Private Equity investment activity in India has remained robust over the last 5 years driven through a combination of traditional sectors like Financial Services, IT & Business Services, Healthcare & Life-sciences and more recently by new age businesses like e-commerce, Mobility, Education, Food, SaaS, Fintech et al.

In terms of exits, the period from 2015 to 2018 was one of the most active periods and was largely propelled by buoyant capital markets (IPOs, secondary placements) and partially by private market exits (M&As, trade sale).

However, if one looks at a slightly longer term data then it throws up some interesting numbers. The chart below depicts the aggregate Private Equity activity in India from 2006–2019 (actual) and 2020–2022 (projected) with investments, exits and net numbers for each year.

Some of the data points that are noteworthy from the time series. Aggregate investments for the period 2006–22 will amount to USD 339bn and exits at USD 171bn, thereby leaving a net balance stock of USD 168bn and USD 225bn at cost (end 2022). The ‘at cost’ number assumes that exited capital was returned at 1.5x gross MoIC at an industry level. If you assume the same MoIC as a benchmark for all capital, then the industry needs to deliver over USD 500bn in aggregate exits for all capital invested in this period.

Cumulative investments between 2017–19 add up to nearly USD 100bn and this pool of capital will come up for exit in the period 2020–23. The current year has also had decent investment activity driven by private investments in Reliance Group assets (Jio, Retail).
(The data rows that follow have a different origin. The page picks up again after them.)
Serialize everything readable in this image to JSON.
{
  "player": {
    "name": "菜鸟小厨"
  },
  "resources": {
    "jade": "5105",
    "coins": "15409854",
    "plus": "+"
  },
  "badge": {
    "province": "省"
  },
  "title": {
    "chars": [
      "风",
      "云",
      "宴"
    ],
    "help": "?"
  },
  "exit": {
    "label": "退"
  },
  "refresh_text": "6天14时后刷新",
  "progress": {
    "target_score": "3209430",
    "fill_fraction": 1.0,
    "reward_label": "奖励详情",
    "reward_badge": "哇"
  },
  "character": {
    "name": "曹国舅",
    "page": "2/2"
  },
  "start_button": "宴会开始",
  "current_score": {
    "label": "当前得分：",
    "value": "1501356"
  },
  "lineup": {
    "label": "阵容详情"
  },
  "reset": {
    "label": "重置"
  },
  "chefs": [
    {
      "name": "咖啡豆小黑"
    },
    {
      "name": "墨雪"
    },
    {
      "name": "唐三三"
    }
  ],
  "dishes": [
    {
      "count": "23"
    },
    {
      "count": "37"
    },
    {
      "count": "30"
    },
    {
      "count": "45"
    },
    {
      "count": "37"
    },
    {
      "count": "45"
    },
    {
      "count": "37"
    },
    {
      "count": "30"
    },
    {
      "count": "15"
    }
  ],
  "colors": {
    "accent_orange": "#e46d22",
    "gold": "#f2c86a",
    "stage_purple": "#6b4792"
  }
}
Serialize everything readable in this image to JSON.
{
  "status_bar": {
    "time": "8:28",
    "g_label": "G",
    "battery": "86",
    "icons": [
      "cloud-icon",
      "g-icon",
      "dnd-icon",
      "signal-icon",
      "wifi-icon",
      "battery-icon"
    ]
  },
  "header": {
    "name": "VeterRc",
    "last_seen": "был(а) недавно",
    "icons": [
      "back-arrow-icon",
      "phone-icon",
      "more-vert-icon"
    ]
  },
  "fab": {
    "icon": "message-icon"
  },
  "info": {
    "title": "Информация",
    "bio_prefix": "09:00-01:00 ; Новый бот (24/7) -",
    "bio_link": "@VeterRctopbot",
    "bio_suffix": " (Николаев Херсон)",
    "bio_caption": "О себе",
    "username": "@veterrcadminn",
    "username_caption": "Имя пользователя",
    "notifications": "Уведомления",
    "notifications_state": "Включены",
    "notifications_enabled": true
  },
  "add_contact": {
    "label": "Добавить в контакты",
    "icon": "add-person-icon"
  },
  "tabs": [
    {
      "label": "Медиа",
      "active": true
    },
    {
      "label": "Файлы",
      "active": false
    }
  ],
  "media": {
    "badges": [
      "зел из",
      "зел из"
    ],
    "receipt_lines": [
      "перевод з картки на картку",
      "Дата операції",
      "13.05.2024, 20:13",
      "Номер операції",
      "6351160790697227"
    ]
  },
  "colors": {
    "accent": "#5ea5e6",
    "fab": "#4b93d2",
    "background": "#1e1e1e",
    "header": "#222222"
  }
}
However it has been muted period in terms of exits and hence will put additional pressure on the 2021–22 period for heightened exit activity.

In order to maintain the historical pace of exit, a cumulative USD 45bn of capital will need to be returned in the period of 2021–22. To put that in perspective, 2018 was the best year of exits for India at USD 33bn and was primarily attributable to the Flipkart-Walmart transaction (>USD 16bn). This was also the only year when more private capital was returned than invested on a net basis in the country. Flipkart will be an important person in the Indian history for multiple reasons!

So while the exit milestones are doable, some of the enablers for it to happen efficiently over the next couple of years will include:

  1. Timely roll-out of overseas direct listing rules: The implementation of overseas direct listing will be a key determinant of the exits from the internet and digital ecosystem as these business would like to attract a broad base of institutional investors, and similar to those at NASDAQ. These investors will also be able to better appreciate the business metrics of the digital ecosystem.
  2. Active Private Equity Secondaries market: Having raised over USD 80bn in 2019, Private Equity Secondaries has been one of the fastest growing alternative asset class globally. It has been used as an effective tool by LPs and GPs to generate liquidity for ALM. India has seen limited activity in the past, except for select deals like JP Morgan-Canaan, Coller Capital-ICICI Ventures and some direct portfolio deals by GPs like NewQuest and TR Capital. It will be important for secondaries activity to pick up materially over the next few years.
  3. Strategic M&A Activity: We will need 4–5 mega exits for USD 45bn of capital to be returned in a two year period. This will have to be driven by few big ticket M&As, though repeating the scale of the Flipkart transaction may not be easy and hence the volume of transactions will an important determinant.
  4. Buoyant domestic capital markets: Exit activity for the traditional sectors will be contingent on the state of domestic capital markets. It continues to remain the most attractive mode of exit especially from a pricing standpoint. The domestic capital market activity could also be driven by potential IPOs of Reliance Group assets and/or a couple of large unicorns.

So fasten your seat-belts as we are in for a lot of action for all stakeholders of the Private Equity industry in the 2021–22 period. It’s going to be an exciting period of rainmaking as we move to the new year and next decade.

Nothing lasts forever, so live it up, drink it down, laugh it off, avoid the BS, take chances, and never have regrets!